Günlerdir gitmeye cesaret edemediği evine karşı durdurdu arabayı. Uzun uzun izledi evi uzaktan. Bir süre sonra arabayla bahçeye girdi. Yavaşça arabadan indi, sıktığı dişleriyle yutkundu. Yürüdü içindeki acı ve öfkeyle. Kapıyı açtığında tüm dünya yok olmuştu sanki, bir o kalmış, bir de yüreğindeki sancı. Kapısını kapatmadan girdiği evin girişine dayandı. Gözleri gezindi evin her bir köşesinde. Tek tek canlandı anıları.
Kapıdan girdiğinde mutfaktan çıkıp onu gülümseyerek karşılıyordu Eylül. Onu öpmek için parmak uçlarına yükselmesine rağmen yetişemeyen Eylül için eğiliyordu.
Koltukta okuduğu kitabıyla uyuya kalan bir Eylül vardı. Karşısına geçip uzun uzun izliyordu onu. Ardından kucaklayıp yatağa götürüyordu.
Yemek masasında gülümseyerek onunla konuşuyordu Eylül.

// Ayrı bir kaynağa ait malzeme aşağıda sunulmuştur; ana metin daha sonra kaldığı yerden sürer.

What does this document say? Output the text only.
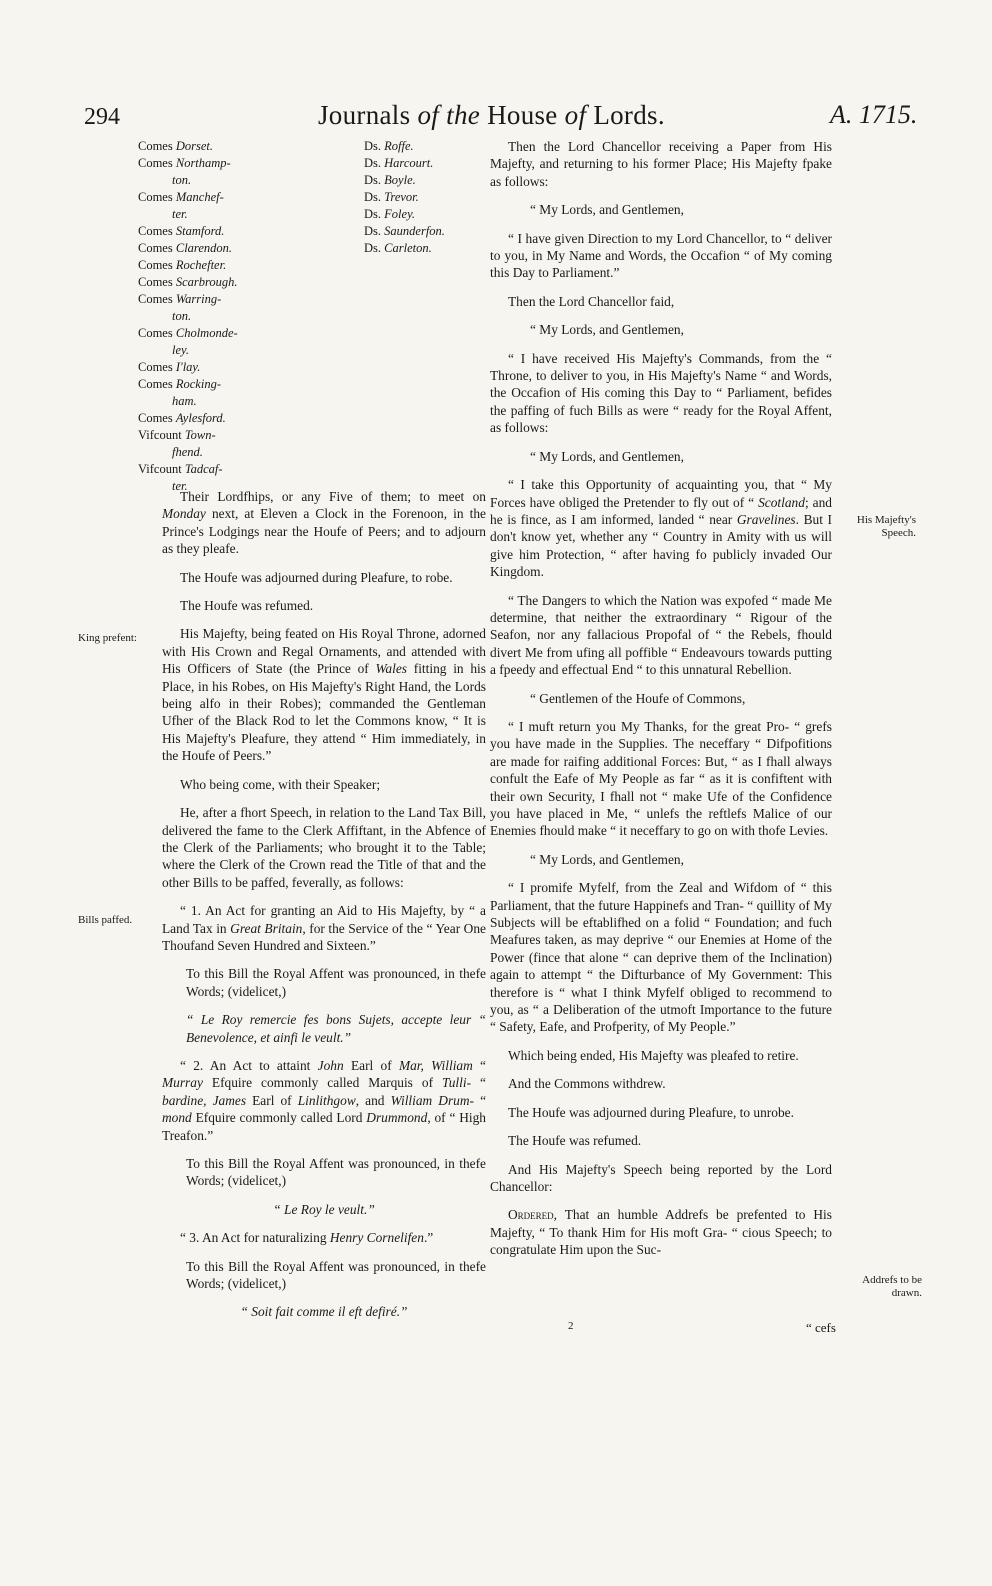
294	Journals of the House of Lords.	A. 1715.
Comes Dorset.
Comes Northamp-
ton.
Comes Manchef-
ter.
Comes Stamford.
Comes Clarendon.
Comes Rochefter.
Comes Scarbrough.
Comes Warring-
ton.
Comes Cholmonde-
ley.
Comes I'lay.
Comes Rocking-
ham.
Comes Aylesford.
Vifcount Town-
fhend.
Vifcount Tadcaf-
ter.
Ds. Roffe.
Ds. Harcourt.
Ds. Boyle.
Ds. Trevor.
Ds. Foley.
Ds. Saunderfon.
Ds. Carleton.

Their Lordfhips, or any Five of them; to meet on Monday next, at Eleven a Clock in the Forenoon, in the Prince's Lodgings near the Houfe of Peers; and to adjourn as they pleafe.

The Houfe was adjourned during Pleafure, to robe.

The Houfe was refumed.

His Majefty, being feated on His Royal Throne, adorned with His Crown and Regal Ornaments, and attended with His Officers of State (the Prince of Wales fitting in his Place, in his Robes, on His Majefty's Right Hand, the Lords being alfo in their Robes); commanded the Gentleman Ufher of the Black Rod to let the Commons know, “ It is His Majefty's Pleafure, they attend “ Him immediately, in the Houfe of Peers.”

Who being come, with their Speaker;

He, after a fhort Speech, in relation to the Land Tax Bill, delivered the fame to the Clerk Affiftant, in the Abfence of the Clerk of the Parliaments; who brought it to the Table; where the Clerk of the Crown read the Title of that and the other Bills to be paffed, feverally, as follows:

“ 1. An Act for granting an Aid to His Majefty, by “ a Land Tax in Great Britain, for the Service of the “ Year One Thoufand Seven Hundred and Sixteen.”

To this Bill the Royal Affent was pronounced, in thefe Words; (videlicet,)

“ Le Roy remercie fes bons Sujets, accepte leur “ Benevolence, et ainfi le veult.”

“ 2. An Act to attaint John Earl of Mar, William “ Murray Efquire commonly called Marquis of Tulli- “ bardine, James Earl of Linlithgow, and William Drum- “ mond Efquire commonly called Lord Drummond, of “ High Treafon.”

To this Bill the Royal Affent was pronounced, in thefe Words; (videlicet,)

“ Le Roy le veult.”

“ 3. An Act for naturalizing Henry Cornelifen.”

To this Bill the Royal Affent was pronounced, in thefe Words; (videlicet,)

“ Soit fait comme il eft defiré.”

Then the Lord Chancellor receiving a Paper from His Majefty, and returning to his former Place; His Majefty fpake as follows:

“ My Lords, and Gentlemen,

“ I have given Direction to my Lord Chancellor, to “ deliver to you, in My Name and Words, the Occafion “ of My coming this Day to Parliament.”

Then the Lord Chancellor faid,

“ My Lords, and Gentlemen,

“ I have received His Majefty's Commands, from the “ Throne, to deliver to you, in His Majefty's Name “ and Words, the Occafion of His coming this Day to “ Parliament, befides the paffing of fuch Bills as were “ ready for the Royal Affent, as follows:

“ My Lords, and Gentlemen,

“ I take this Opportunity of acquainting you, that “ My Forces have obliged the Pretender to fly out of “ Scotland; and he is fince, as I am informed, landed “ near Gravelines. But I don't know yet, whether any “ Country in Amity with us will give him Protection, “ after having fo publicly invaded Our Kingdom.

“ The Dangers to which the Nation was expofed “ made Me determine, that neither the extraordinary “ Rigour of the Seafon, nor any fallacious Propofal of “ the Rebels, fhould divert Me from ufing all poffible “ Endeavours towards putting a fpeedy and effectual End “ to this unnatural Rebellion.

“ Gentlemen of the Houfe of Commons,

“ I muft return you My Thanks, for the great Pro- “ grefs you have made in the Supplies. The neceffary “ Difpofitions are made for raifing additional Forces: But, “ as I fhall always confult the Eafe of My People as far “ as it is confiftent with their own Security, I fhall not “ make Ufe of the Confidence you have placed in Me, “ unlefs the reftlefs Malice of our Enemies fhould make “ it neceffary to go on with thofe Levies.

“ My Lords, and Gentlemen,

“ I promife Myfelf, from the Zeal and Wifdom of “ this Parliament, that the future Happinefs and Tran- “ quillity of My Subjects will be eftablifhed on a folid “ Foundation; and fuch Meafures taken, as may deprive “ our Enemies at Home of the Power (fince that alone “ can deprive them of the Inclination) again to attempt “ the Difturbance of My Government: This therefore is “ what I think Myfelf obliged to recommend to you, as “ a Deliberation of the utmoft Importance to the future “ Safety, Eafe, and Profperity, of My People.”

Which being ended, His Majefty was pleafed to retire.

And the Commons withdrew.

The Houfe was adjourned during Pleafure, to unrobe.

The Houfe was refumed.

And His Majefty's Speech being reported by the Lord Chancellor:

Ordered, That an humble Addrefs be prefented to His Majefty, “ To thank Him for His moft Gra- “ cious Speech; to congratulate Him upon the Suc-

King prefent:
Bills paffed.
His Majefty's
Speech.
Addrefs to be
drawn.
2	“ cefs
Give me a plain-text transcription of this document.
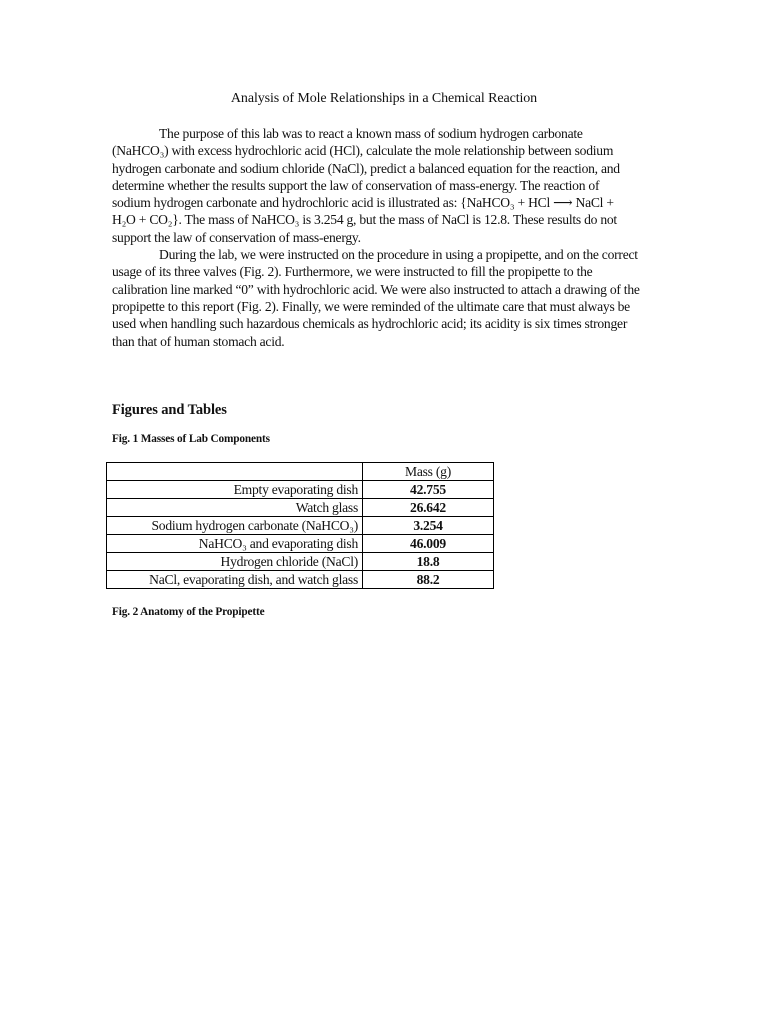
Analysis of Mole Relationships in a Chemical Reaction

The purpose of this lab was to react a known mass of sodium hydrogen carbonate (NaHCO₃) with excess hydrochloric acid (HCl), calculate the mole relationship between sodium hydrogen carbonate and sodium chloride (NaCl), predict a balanced equation for the reaction, and determine whether the results support the law of conservation of mass-energy. The reaction of sodium hydrogen carbonate and hydrochloric acid is illustrated as: {NaHCO₃ + HCl ⟶ NaCl + H₂O + CO₂}. The mass of NaHCO₃ is 3.254 g, but the mass of NaCl is 12.8. These results do not support the law of conservation of mass-energy.

During the lab, we were instructed on the procedure in using a propipette, and on the correct usage of its three valves (Fig. 2). Furthermore, we were instructed to fill the propipette to the calibration line marked “0” with hydrochloric acid. We were also instructed to attach a drawing of the propipette to this report (Fig. 2). Finally, we were reminded of the ultimate care that must always be used when handling such hazardous chemicals as hydrochloric acid; its acidity is six times stronger than that of human stomach acid.

Figures and Tables
Fig. 1 Masses of Lab Components
	Mass (g)
Empty evaporating dish	42.755
Watch glass	26.642
Sodium hydrogen carbonate (NaHCO₃)	3.254
NaHCO₃ and evaporating dish	46.009
Hydrogen chloride (NaCl)	18.8
NaCl, evaporating dish, and watch glass	88.2
Fig. 2 Anatomy of the Propipette
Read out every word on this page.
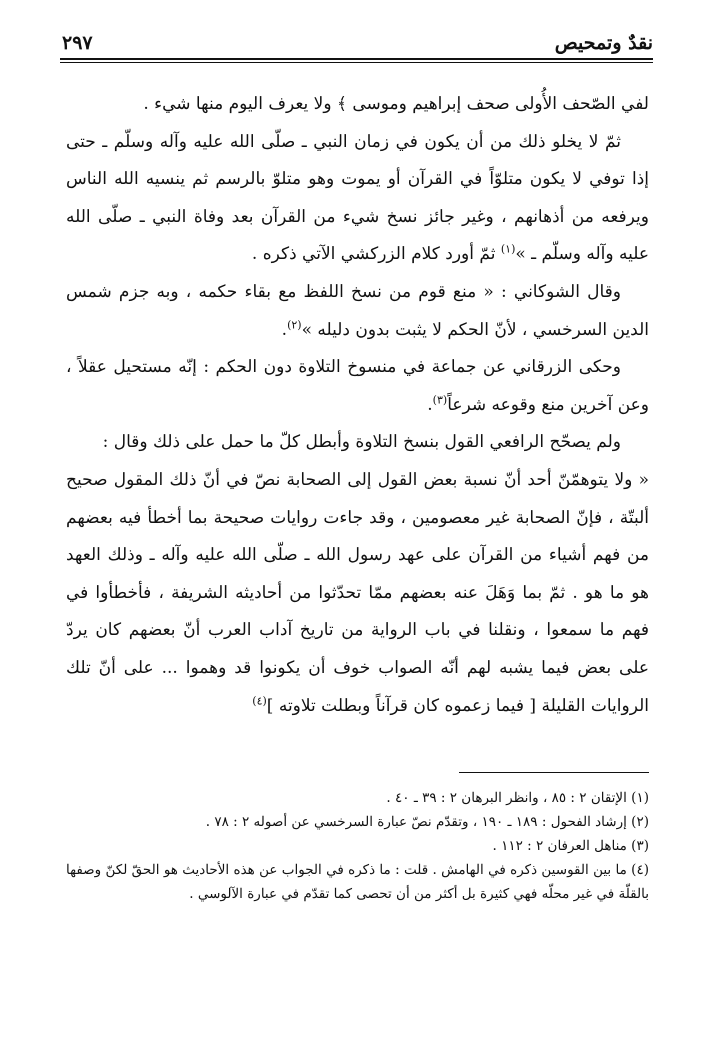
نقدٌ وتمحيص
٢٩٧

لفي الصّحف الأُولى صحف إبراهيم وموسى ﴾ ولا يعرف اليوم منها شيء .

ثمّ لا يخلو ذلك من أن يكون في زمان النبي ـ صلّى الله عليه وآله وسلّم ـ حتى إذا توفي لا يكون متلوّاً في القرآن أو يموت وهو متلوّ بالرسم ثم ينسيه الله الناس ويرفعه من أذهانهم ، وغير جائز نسخ شيء من القرآن بعد وفاة النبي ـ صلّى الله عليه وآله وسلّم ـ »$^{(١)}$ ثمّ أورد كلام الزركشي الآتي ذكره .

وقال الشوكاني : « منع قوم من نسخ اللفظ مع بقاء حكمه ، وبه جزم شمس الدين السرخسي ، لأنّ الحكم لا يثبت بدون دليله »$^{(٢)}$.

وحكى الزرقاني عن جماعة في منسوخ التلاوة دون الحكم : إنّه مستحيل عقلاً ، وعن آخرين منع وقوعه شرعاً$^{(٣)}$.

ولم يصحّح الرافعي القول بنسخ التلاوة وأبطل كلّ ما حمل على ذلك وقال :

« ولا يتوهمّنّ أحد أنّ نسبة بعض القول إلى الصحابة نصّ في أنّ ذلك المقول صحيح ألبتّة ، فإنّ الصحابة غير معصومين ، وقد جاءت روايات صحيحة بما أخطأ فيه بعضهم من فهم أشياء من القرآن على عهد رسول الله ـ صلّى الله عليه وآله ـ وذلك العهد هو ما هو . ثمّ بما وَهَلَ عنه بعضهم ممّا تحدّثوا من أحاديثه الشريفة ، فأخطأوا في فهم ما سمعوا ، ونقلنا في باب الرواية من تاريخ آداب العرب أنّ بعضهم كان يردّ على بعض فيما يشبه لهم أنّه الصواب خوف أن يكونوا قد وهموا ... على أنّ تلك الروايات القليلة [ فيما زعموه كان قرآناً وبطلت تلاوته ]$^{(٤)}$

(١) الإتقان ٢ : ٨٥ ، وانظر البرهان ٢ : ٣٩ ـ ٤٠ .

(٢) إرشاد الفحول : ١٨٩ ـ ١٩٠ ، وتقدّم نصّ عبارة السرخسي عن أصوله ٢ : ٧٨ .

(٣) مناهل العرفان ٢ : ١١٢ .

(٤) ما بين القوسين ذكره في الهامش . قلت : ما ذكره في الجواب عن هذه الأحاديث هو الحقّ لكنّ وصفها بالقلّة في غير محلّه فهي كثيرة بل أكثر من أن تحصى كما تقدّم في عبارة الآلوسي .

Küskünce büküyordu dudağını Eylül yüzüne bakmadan. Konuşmaya çalıştıkça çocuk gibi omuz silkiyor dinlemiyordu onu. Kaşlarını çatmaya bile kıyamadığı Eylül'ün gönlünü almak için çırpınışlarına gülümsüyordu.
Bilgisayarın başında çalışırken, o çok yakışan lacivert geceliği ile geliyordu Eylül. Dizlerine oturup işlerini bölüyordu. Memnuniyetle yarım bırakıyordu işlerini.
Sessiz sessiz göğsüne yaslanıyor, dakikalar sonra uyuya kalıyordu Eylül.
Evin içinde koşturuyor, gülüşleri yankılanıyordu her bir köşede.
"Seni seviyorum koca adam " diye fısıldıyordu kulağına.
Telefonla konuşurken boynundan öpmeye başlıyordu Eylül. Zor durumda bırakıyordu onu. Zor bitiriyordu konuşmasını, telefonu kapatınca kaçan Eylül'ü kovalıyordu.
Ne güzeldi her bir anısı. Ama şimdi her şey koca bir kabus gibiydi. Sıktığı dişleri arasında yutkundu. Eylül hâlâ burda olabilirdi! Ama o her şeyi darmadağın etmişti. Ailesini, yuvasını, sevdiğini, hayatını paramparça etmişti.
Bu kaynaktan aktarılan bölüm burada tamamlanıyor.